Proprio oggi sono stati denunciati casi in cui degli strani personaggi vanno in giro a raccontare ai meno informati che “se avete già votato per Obama nelle primarie, non è più necessario votare per lui alle presidenziali”.
A parte i veri e propri trucchi elettronici, i mezzi sleali con i quali repubblicani decimarono la sostanziale maggioranza del voto democratico in Florida sono noti ormai a tutti, e nonostante vi sia una accresciuta attenzione rispetto a questo pericolo, la paura della “fregatura”, per gente abituata da secoli a subire le ingiustizie dei potenti, non permette a nessuno di esultare prima del tempo.
In realtà, Barack Obama ha già ottenuto un risultato clamoroso, mettendo sul terreno la più imponente organizzazione elettorale mai conosciuta nella storia americana. Migliaia e migliaia di volontari in ogni stato battono il territorio incessantemente, bussano ad ogni porta, e cercano di assicurarsi che nessun voto democratico venga a mancare.
Inoltre, nei 32 stati che permettono di votare anticipatamente, si sono già registrate delle code lunghissime, costituite soprattutto da elettori democratici, che non vogliono trovarsi di fronte ad un problema inaspettato il giorno stesso delle elezioni.
La seconda cosa importante ottenuta da Obama è stato un profondo cambiamento nella “mappa elettorale” del paese. Con centinaia di milioni di dollari a disposizione, Obama ha portato – per la prima volta nella storia – la sua campagna in tutti i 52 stati dell’Unione, arrivando così ad erodere il vantaggio di McCain in numerose roccaforti repubblicane.
Questo ha creato una situazione inaspettata per McCain, che si è ritrovato a dover difendere stati che già considerava vinti – come il Colorado, il Nevada, la Virginia, la North Carolina – e non ha quindi potuto concentrarsi per cercare di erodere il vantaggio di Obama nei cosiddetti stati “azzurri“.
Di certo Obama è un grande stratega, ed ha pianificato la sua campagna elettorale sin dal 2006 – anno in cui decise di candidarsi – mentre McCain è partito in netto ritardo, e oggi ne sta pagando le conseguenze.
E’ anche vero che la poderosa macchina elettorale messa in piedi dalla squadra di Obama trae la propria energia dall’entusiasmo di una marea di giovani che voteranno per la prima volta, e quasi tutti a favore di Obama.
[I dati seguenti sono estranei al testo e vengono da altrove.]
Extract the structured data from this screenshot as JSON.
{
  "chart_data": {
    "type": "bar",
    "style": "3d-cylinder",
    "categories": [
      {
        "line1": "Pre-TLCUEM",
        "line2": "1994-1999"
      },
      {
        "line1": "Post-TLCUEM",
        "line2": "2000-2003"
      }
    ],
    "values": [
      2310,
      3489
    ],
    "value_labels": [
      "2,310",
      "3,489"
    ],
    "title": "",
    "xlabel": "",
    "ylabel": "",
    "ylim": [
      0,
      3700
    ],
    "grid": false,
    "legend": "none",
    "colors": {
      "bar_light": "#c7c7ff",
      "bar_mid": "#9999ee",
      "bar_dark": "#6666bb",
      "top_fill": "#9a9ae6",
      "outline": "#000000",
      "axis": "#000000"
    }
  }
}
Quest’anno le elezioni hanno registrato un aumento degli iscritti a votare di oltre nove milioni di persone. Sono in grande maggioranza a favore di Obama, e saranno probabilmente loro a fare la difefrenza.
In casa repubblicana c’è aria di disfatta, e nonostante McCain continui a ripetere che “i margini di svantaggio si stanno assottigliando“, la matematica sembra ormai condannarlo: se anche McCain riuscisse a vincere tutti gli otto stati che ancora sono in ballottaggio (tutti stati originariamente repubblicani), senza la vittoria in Pennsylvania non riuscirebbe comunque a raccogliere un numero sufficiente di delegati per conquistare la presidenza. Ma in Pennsylvania Barack Obama è avanti di circa 12 punti rispetto al rivale repubblicano.
Come già detto, tutto può ancora succedere, ma una cosa la si può già dare per certa: se per caso Obama dovesse perdere, in America scoppierà una vera e propria rivoluzione. È anche quindi sensibile pensare che solo per evitare questo, la voglia nei repubblicani di tentare trucchi troppo smaccati sia molto minore di quella che dimostrarono nel 2000 e nel 2004.
Nel frattempo, attendiamo fiduciosi il solito “messaggio elettorale“ di Osama bin Laden, che dall’Aldilà ricorderà a tutti che bisogna avere sempre una grande paura di lui.